7 de diciembre, jueves. Balada del llanto


En el silencio de la noche, un ladrido basta para despertarlo. Si otro perro le responde, aunque sea a lo lejos, llora. Y ya no hay manera de dormirlo. Enciendo la luz de la lámpara más tenue que tengo. Si abro los postigos de la ventana, el resplandor de la farola ilumina más. Le susurro palabras dulces. Me muevo despacio por la habitación. Dudo. Y rezo para que el susto que ha alertado al perro haya pasado de largo. Y se tumbe, cierre los ojos. Esté calladito. En las noches en calma, no hay ningún otro ruido. Ningún argumento para que no siga durmiendo. Solo si uno ladra. La cerilla que inicia, a veces, el incendio de ladridos. Y cuando se despierta, abre los ojos de par en par. Ríe o llora, según. Quiere que le coja. Levantarse. Jugar. Pero de repente mira la ventana y la oscuridad le asusta. No hay nadie más en casa. Solo estamos el bebé y su madre. A veces me gustaría verme en una fotografía así, bailando con él en brazos en mitad de la noche para tratar de calmarlo. Creo que la imagen me produciría una ternura infinita. La necesito, porque no siempre la experimento mientras protagonizo la escena.

         Pero no hay nadie para fotografiarnos. Ni al bebé, ni a mí. Ni cámara. La aborrecí. Le empecé a hacer fotos, como una posesa, al recién nacido. Hasta que me puse a verlas. En todas estaba solo. Un bebé precioso, muy bonito, pero tumbado en la cuna, en mitad de mi cama, en el sofá, en la alfombra, en el cochecito, en el césped del parque. Yo hacía las fotos y su madre no aparecía por ninguna parte.
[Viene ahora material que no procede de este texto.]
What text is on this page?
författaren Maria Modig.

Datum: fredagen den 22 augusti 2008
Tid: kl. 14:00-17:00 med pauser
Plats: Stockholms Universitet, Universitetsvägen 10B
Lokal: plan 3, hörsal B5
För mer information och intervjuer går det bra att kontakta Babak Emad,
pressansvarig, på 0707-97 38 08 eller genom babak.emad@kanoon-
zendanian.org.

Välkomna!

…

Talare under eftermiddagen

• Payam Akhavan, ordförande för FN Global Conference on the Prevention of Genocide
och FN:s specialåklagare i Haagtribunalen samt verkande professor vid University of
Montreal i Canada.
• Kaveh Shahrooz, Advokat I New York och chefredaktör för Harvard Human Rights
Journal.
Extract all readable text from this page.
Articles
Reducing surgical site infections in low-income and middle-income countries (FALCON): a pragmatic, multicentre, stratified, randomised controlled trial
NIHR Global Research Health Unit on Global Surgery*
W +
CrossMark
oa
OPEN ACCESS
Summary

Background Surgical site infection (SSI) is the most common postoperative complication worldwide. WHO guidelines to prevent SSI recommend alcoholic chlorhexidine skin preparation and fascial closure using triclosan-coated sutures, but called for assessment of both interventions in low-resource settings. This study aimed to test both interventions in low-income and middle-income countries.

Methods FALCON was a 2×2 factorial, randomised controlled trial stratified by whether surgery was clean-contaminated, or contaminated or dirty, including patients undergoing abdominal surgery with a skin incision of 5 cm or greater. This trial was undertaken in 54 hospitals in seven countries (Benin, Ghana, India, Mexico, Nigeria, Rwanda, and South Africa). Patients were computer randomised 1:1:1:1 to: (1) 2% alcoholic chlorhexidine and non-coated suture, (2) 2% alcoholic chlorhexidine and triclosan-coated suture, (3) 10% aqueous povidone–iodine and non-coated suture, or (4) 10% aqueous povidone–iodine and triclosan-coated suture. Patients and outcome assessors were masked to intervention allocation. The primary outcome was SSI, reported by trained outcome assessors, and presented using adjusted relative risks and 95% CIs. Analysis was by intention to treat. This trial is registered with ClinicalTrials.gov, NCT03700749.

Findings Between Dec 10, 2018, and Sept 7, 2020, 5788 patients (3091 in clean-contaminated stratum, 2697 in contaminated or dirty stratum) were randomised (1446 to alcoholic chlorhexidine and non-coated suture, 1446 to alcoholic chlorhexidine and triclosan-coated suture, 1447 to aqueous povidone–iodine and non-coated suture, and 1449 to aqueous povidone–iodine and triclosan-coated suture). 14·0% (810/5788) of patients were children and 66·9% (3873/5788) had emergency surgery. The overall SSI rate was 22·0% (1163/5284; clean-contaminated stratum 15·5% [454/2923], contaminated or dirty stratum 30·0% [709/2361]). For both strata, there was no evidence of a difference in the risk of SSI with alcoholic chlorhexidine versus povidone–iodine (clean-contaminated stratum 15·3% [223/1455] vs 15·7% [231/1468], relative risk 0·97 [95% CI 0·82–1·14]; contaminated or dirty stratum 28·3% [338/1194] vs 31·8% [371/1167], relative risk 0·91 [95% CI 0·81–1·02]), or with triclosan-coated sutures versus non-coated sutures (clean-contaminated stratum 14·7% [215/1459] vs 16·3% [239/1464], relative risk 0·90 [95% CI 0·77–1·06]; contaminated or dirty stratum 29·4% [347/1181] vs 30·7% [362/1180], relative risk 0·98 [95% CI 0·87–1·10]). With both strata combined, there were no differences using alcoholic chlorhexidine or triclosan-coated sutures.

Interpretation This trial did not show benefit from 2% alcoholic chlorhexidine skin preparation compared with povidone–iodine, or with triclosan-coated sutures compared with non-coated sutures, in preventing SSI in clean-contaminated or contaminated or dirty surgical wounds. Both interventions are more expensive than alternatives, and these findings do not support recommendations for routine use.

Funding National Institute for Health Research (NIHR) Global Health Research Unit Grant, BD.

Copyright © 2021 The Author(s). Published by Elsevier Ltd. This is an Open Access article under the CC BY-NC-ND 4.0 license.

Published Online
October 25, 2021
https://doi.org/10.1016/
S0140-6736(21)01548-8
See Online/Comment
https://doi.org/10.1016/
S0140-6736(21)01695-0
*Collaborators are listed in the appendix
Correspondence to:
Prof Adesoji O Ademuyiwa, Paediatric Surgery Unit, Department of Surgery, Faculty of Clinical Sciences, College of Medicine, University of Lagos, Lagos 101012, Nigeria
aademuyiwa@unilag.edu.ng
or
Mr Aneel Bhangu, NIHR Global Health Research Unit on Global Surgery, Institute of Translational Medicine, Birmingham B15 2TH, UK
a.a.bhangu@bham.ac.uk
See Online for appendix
Un día fui a hacernos un selfi y casi se vuelca desde brazo con el que lo sostenía. Ya no le hago fotos. Que lo guarde la memoria, y si la memoria lo borra con el tiempo, que lo lamente la melancolía, que para eso está. Cuando viene alguien a casa, a verlo, a veces nos hacen fotos juntos. Pero se las llevan. Me da cosa pedírselas. Mendigar una estampita. Si ha quedado bonita me la envías, me atrevo a sugerir. Claro, claro, me dicen. Pero tengo la impresión de que cuando salen de casa las borran de inmediato, para que no ocupen el espacio de las fotos que les gusta hacer. ¿Para qué quieren una foto nuestra, del bebé y mía, si no somos nada suyo?

         A veces, cuando los perros se han lanzado a una sinfonía desaforada de ladridos, y ya nada hay en el mundo que pueda sujetarlo a la cuna, lo levanto y lo paseo por las habitaciones. Le cuento cómo será su vida cuando sea mayor. Habrá unos años hermosos, mientras te lleve de la mano al colegio cada mañana, le explico. Pero cuando crezcas te pelearás conmigo. Querrás dejar los estudios, irte por ahí, vivir tu vida. Enterrarme. Aprovechar que no tienes padre para deshacerte de tu mami, le digo. Te olvidarás de escribirme y yo, como una idiota, abriré cada mañana el buzón que sabré que permanece, como siempre ha estado, vacío. El trabajo te absorberá mucho cuando te telefonee para saber de ti. Me lanzarás promesas, le cuento, igual que de niño le vas a lanzar migas a los peces del estanque, y luego te darás la vuelta y echarás a correr a la caza de una lagartija. Es la vida, le aclaro. Y él me responde: gu gu. Y danzamos, solos en mitad de la noche, los dos completamente despiertos, el ballet de La bella durmiente.